I need to get the total items in array, NOT the last id, none of both ways I found to do this works:
my @a;
# Add some elements (no consecutive ids)
$a[0]= '1';
$a[5]= '2';
$a[23]= '3';
print $#a, "\n"; # prints 23
print scalar(@a), "\n"; # prints 24
I expected to get 3..
Thank you in advance.
Maybe you want a hash instead (or in addition). Arrays are an ordered set of elements; if you create $foo[23], you implicitly create $foo[0] through $foo[22].
scalar grep
Here are two possible solutions (see below for explanation):
print scalar(grep {defined $_} @a), "\n"; # prints 3
print scalar(grep $_ @a), "\n"; # prints 3
Explanation: After adding $a[23], your array really contains 24 elements --- but most of them are undefined (which also evaluates as false). You can count the number of defined elements (as done in the first solution) or the number of true elements (second solution).
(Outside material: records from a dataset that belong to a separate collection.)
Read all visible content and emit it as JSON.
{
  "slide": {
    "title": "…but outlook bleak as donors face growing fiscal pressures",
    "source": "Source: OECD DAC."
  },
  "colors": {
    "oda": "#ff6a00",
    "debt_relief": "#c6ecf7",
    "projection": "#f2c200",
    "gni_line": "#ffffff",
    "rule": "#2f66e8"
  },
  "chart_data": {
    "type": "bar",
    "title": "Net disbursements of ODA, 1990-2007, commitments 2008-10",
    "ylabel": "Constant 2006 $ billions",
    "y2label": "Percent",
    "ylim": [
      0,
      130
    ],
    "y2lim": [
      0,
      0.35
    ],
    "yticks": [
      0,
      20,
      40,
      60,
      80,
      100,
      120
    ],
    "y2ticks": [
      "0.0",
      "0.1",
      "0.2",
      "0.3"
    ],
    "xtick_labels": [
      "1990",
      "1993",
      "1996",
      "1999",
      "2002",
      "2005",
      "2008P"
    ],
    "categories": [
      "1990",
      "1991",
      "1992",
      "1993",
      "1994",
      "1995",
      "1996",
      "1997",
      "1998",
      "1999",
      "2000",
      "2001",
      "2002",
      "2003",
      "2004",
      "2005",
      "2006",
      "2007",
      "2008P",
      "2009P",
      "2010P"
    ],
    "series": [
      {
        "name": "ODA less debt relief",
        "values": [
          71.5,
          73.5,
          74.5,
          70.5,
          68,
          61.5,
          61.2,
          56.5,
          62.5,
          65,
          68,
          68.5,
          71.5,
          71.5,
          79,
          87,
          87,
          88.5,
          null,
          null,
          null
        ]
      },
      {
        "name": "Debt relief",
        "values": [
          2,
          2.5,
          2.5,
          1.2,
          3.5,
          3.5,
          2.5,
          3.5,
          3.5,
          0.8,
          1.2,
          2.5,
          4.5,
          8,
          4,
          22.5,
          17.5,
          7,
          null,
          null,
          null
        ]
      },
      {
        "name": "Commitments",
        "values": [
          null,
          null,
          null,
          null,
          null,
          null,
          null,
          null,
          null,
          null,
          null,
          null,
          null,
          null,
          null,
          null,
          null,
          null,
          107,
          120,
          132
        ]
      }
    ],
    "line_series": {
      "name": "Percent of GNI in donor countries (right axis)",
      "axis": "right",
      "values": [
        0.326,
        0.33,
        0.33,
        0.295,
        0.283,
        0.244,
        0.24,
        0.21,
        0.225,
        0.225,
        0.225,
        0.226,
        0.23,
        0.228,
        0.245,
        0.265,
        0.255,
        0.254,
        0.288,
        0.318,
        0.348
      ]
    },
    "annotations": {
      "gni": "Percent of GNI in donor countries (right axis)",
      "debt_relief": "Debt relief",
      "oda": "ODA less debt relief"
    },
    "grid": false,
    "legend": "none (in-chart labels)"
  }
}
What is the difference? If you set $a[10]=0, then the first solution will count it, but the second solution won't (because 0 is false but defined). If you set $a[3]=undef, none of the solutions will count it.
As suggested by another solution, you can work with a hash and avoid all the problems:
$a{0} = 1;
$a{5} = 2;
$a{23} = 3;
print scalar(keys %a), "\n"; # prints 3
This solution counts zeros and undef values.
It sounds like you want a sparse array. A normal array would have 24 items in it, but a sparse array would have 3. In Perl we emulate sparse arrays with hashes:
#!/usr/bin/perl
use strict;
use warnings;
my %sparse;
@sparse{0, 5, 23} = (1 .. 3);
print "there are ", scalar keys %sparse, " items in the sparse array\n",
map { "\t$sparse{$_}\n" } sort { $a <=> $b } keys %sparse;
The keys function in scalar context will return the number of items in the sparse array. The only downside you using a hash to emulate a sparse array is that you must sort the keys before iterating over them if their order is important.
You must also remember to use the delete function to remove items from the sparse array (just setting their value to undef is not enough).